Review of Jock Cheese, The Jock Cheese Platter, Brett Buttfield, dB magazine

[Argh, Brett fucking Buttfield... Dolly magazine to TISM's Duran Duran.]

It's fair to say I don't think any of us saw this one coming. A TISM member solo album, it confounds the mind. Immediately there's that solo project spot trivia contest of trying to suss how often that voice has made it out front now that it's divorced from the group harmony, and can it survive on it's own? So is it the usual solo project dumping ground for songs the band couldn't bother cutting or a striking new direction?

Well it's too easy to hear TISM doing Totally Addicted To Skase and Piss In My Pocket , but then with band mates Ron Hitler-Barassi and Humphrey B Flaubert discreetly along for the ride co-writing lyrics there's bound to be some thematic links. The big surprise with 'The Cheese Platter' is just how unsurprising the music is. It's not that Cheese has created a dull album, it's just full of remarkably sensitive and restrained musicianship, often at odds with the subject matter (the tenderness of I Done It With The Drama Teacher for example). Who knew contempt could sound so gentle as it does on Dave Graney's Country Idyll?
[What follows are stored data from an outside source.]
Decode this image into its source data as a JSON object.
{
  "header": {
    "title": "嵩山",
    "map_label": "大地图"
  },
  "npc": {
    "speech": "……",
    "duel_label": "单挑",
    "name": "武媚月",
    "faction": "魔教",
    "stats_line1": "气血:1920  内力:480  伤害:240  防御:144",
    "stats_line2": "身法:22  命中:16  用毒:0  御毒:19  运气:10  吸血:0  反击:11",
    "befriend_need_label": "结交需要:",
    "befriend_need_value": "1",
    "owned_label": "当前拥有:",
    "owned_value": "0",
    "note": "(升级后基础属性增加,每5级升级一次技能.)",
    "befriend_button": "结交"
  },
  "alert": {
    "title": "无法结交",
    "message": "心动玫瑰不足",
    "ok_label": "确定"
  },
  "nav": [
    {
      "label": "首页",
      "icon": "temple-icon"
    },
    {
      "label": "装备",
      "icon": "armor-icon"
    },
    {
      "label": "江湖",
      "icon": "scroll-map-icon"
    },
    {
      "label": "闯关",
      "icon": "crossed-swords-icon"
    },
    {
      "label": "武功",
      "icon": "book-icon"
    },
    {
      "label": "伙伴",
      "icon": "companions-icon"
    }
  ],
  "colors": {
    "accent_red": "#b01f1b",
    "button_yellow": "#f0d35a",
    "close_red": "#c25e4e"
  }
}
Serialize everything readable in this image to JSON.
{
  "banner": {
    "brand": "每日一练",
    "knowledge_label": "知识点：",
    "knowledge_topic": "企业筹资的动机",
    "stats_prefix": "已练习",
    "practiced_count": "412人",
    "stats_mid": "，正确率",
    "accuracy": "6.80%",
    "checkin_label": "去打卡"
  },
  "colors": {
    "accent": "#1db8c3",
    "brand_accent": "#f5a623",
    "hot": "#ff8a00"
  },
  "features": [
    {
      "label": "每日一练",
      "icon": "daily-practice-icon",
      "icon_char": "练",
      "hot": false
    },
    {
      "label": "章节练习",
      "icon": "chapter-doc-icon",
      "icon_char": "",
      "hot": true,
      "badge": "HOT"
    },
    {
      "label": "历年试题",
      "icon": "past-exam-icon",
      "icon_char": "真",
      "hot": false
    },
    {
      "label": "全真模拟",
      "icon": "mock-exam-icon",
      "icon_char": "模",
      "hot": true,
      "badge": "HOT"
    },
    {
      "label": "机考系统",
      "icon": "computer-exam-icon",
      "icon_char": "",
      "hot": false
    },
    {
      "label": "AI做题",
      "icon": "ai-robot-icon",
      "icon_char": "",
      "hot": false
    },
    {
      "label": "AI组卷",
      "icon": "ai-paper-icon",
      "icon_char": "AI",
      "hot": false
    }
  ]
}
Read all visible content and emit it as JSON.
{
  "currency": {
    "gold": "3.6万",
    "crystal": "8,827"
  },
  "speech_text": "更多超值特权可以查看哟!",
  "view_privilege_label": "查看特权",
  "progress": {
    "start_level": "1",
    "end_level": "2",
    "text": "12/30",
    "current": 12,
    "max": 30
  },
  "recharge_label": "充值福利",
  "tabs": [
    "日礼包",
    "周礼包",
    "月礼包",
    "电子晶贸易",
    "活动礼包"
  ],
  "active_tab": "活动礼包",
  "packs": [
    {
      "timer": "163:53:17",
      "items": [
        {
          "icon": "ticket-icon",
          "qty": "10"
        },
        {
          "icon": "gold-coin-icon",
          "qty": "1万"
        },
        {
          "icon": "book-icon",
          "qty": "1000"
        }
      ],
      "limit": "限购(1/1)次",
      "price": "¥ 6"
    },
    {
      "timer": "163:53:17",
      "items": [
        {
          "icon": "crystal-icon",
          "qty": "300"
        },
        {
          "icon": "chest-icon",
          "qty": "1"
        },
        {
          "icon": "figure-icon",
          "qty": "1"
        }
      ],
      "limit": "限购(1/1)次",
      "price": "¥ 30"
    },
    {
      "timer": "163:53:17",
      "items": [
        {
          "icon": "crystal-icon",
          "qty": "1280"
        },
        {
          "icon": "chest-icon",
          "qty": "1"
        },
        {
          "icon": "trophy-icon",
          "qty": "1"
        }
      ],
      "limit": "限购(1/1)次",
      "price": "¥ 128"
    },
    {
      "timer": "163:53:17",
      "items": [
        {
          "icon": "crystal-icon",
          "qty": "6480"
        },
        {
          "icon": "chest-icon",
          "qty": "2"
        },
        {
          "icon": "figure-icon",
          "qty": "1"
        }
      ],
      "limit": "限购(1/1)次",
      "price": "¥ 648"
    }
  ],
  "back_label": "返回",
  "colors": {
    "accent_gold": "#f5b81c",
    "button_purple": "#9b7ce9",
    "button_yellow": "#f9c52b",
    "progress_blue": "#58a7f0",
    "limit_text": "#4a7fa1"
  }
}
'The Cheese Platter' sounds akin to latter albums by Hunters & Collectors, polished guitar-driven tunes of a morose and reflective nature - only concerned more with the wry misery of suburban life than the heroic tragedy of failing to crack the American market. Jock Cheese's agreeable, subdued voice narrates tales of spiritual disaffection (O Great Rabbit In The Sky), football as metaphor for personal failure (Friday Night Shakespeare) and ditties about literature (Don't Burn 'Em All J.D.).

Business as usual for a tribe called TISM then. So unlike most solo projects 'The Cheese Platter' probably doesn't represent the first cracks in the corporate edifice. I still can't believe this happened.